Quase 30 anos depois do fim da ditadura militar, o Brasil volta a
viver um cenário sombrio. Não há risco nenhum de um golpe de Estado, mas
há contornos evidentes de um recrudescimento de ações e de ideias
comuns àqueles anos de chumbo, com o apoio, ingênuo ou orquestrado, de
parte significativa da sociedade brasileira – incluindo aí parcelas da
mídia, quase todo o poder público e de instituições de classe.
Por: Murilo Rocha
A cena do jovem negro nu, acusado de assalto, preso num poste de rua
por um cadeado de bicicleta envolto em seu pescoço, a reação exaltada da
jornalista na televisão – evocando um levante das “pessoas de bem” e
ironizando os direitos humanos –, a retomada do Projeto de Lei do Senado
(PLS) 499, tipificando o crime de terrorismo, não são atitudes nem
respostas isoladas; fazem parte de um movimento único e recorrente,
mesmo sem necessariamente estarem organizadas.
O ressurgimento desses comportamentos, eufemisticamente chamados de
conservadores, tem como pano de fundo a falta de resposta de um modelo
econômico e social às mazelas e contradições criadas por ele mesmo. É
como se, diante da impossibilidade de resolver a violência cotidiana, a
pobreza, a corrupção endêmica, o consumo cada vez maior de drogas, a
falta de infraestrutura, educação e saúde perpetuados por sucessivos
governos “democraticamente eleitos”, parte do país voltasse a culpar a
população mais pobre ou os movimentos sociais pelos problemas. As
tentativas de aumentar a repressão são, na verdade, tentativas de manter
tudo como está, seja no nível político ou social.
LEI ANTITERRORISMO
Ao voltarem a debater a chamada lei antiterrorismo um dia depois da
trágica morte do cinegrafista Santiago Andrade, atingido por um rojão na
cabeça durante uma manifestação no Rio de Janeiro, os senadores, de
forma eleitoreira e perigosa, mais uma vez jogam para a plateia.
O projeto 499 tem como principal objetivo – e se aprovado terá como
principal consequência – reprimir protestos legais, como os realizados
contra a Copa do Mundo.
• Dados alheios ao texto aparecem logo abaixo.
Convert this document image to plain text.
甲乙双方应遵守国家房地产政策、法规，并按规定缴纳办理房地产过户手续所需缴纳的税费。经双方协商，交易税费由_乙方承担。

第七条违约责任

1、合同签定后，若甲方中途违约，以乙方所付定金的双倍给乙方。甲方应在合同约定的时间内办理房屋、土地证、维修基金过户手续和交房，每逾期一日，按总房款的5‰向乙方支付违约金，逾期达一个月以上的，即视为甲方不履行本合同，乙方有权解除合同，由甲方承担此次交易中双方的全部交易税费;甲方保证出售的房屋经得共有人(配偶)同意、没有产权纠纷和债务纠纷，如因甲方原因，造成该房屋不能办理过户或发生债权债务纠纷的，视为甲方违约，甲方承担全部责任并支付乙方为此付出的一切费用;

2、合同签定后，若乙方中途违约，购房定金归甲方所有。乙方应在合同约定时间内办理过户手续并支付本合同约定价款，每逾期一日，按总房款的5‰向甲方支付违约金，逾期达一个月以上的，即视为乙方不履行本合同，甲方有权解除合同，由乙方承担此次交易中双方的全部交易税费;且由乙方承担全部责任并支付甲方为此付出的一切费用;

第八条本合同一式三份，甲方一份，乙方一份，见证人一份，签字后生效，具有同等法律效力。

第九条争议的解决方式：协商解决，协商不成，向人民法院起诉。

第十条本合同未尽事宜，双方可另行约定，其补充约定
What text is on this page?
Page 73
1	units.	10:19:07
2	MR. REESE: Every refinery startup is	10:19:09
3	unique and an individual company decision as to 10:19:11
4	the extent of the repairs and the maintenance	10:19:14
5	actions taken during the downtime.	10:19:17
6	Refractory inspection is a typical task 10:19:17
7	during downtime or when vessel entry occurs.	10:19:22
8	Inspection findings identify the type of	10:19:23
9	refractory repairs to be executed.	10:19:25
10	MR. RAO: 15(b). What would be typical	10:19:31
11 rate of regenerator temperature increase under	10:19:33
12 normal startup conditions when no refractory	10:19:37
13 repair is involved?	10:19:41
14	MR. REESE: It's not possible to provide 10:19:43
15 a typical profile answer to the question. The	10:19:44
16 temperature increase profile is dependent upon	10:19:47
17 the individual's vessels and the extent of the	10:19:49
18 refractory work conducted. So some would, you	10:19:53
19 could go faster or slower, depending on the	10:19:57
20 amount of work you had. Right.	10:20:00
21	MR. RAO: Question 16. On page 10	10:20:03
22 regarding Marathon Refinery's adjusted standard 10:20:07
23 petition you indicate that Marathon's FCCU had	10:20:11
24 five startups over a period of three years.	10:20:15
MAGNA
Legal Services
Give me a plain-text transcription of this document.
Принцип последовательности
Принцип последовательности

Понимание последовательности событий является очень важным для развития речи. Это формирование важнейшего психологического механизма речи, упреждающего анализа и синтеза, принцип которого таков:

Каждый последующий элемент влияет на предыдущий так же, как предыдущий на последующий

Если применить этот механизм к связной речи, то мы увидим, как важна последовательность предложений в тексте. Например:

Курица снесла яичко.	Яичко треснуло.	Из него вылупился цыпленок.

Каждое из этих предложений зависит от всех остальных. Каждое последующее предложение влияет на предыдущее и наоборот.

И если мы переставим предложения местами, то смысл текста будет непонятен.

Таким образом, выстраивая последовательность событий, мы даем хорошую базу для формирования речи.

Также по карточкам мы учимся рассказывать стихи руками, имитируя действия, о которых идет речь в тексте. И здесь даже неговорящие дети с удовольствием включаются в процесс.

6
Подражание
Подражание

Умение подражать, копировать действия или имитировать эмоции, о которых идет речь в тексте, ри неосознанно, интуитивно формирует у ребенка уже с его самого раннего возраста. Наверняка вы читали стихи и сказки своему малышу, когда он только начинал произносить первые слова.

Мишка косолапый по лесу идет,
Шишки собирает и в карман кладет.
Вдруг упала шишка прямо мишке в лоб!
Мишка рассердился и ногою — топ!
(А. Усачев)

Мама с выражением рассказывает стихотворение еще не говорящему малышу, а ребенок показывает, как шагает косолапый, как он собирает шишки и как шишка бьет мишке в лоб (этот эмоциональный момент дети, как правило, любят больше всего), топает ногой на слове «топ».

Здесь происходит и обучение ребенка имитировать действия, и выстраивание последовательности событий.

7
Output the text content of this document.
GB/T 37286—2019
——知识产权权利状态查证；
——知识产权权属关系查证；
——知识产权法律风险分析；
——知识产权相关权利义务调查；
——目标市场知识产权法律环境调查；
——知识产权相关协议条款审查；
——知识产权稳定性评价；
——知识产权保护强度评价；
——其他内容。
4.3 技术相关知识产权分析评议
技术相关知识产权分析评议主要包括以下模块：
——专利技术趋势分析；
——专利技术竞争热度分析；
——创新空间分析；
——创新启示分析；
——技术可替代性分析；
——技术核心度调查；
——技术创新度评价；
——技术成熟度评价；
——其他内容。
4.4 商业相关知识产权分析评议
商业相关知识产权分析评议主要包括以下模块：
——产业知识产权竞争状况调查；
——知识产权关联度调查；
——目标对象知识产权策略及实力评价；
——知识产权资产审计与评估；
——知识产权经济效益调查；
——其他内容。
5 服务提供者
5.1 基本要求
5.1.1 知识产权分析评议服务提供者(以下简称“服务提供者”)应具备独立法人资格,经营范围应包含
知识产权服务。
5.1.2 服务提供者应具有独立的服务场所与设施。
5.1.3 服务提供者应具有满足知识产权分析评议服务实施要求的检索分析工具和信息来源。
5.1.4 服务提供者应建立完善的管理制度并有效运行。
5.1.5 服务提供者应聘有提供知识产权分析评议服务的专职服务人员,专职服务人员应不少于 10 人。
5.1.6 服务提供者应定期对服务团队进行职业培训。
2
Além de ser uma sobreposição de leis já
existentes, a proposta é genérica e ambígua, dando margens para
enquadrar no crime de terrorismo até quem soltar um foguete depois de
uma partida de futebol ou quem escrever um texto em defesa das
manifestações de rua ocorridas no Brasil desde junho passado.
A volta à barbárie, o apelo à irracionalidade são tão explícitos que
nem a comparação inevitável da imagem do jovem detido por “justiceiros”
no Rio, na semana passada, aos quadros retratando escravos sendo punidos
em praça pública no período colonial inibiu os apologistas de práticas
como tortura, humilhação e covardia de exibirem suas opiniões, sob o
argumento da liberdade de expressão. Cabe a quem não concorda com isso
lutar, manifestar, mesmo sendo minoria, e correndo o risco de em alguns
dias ser enquadrado como terrorista.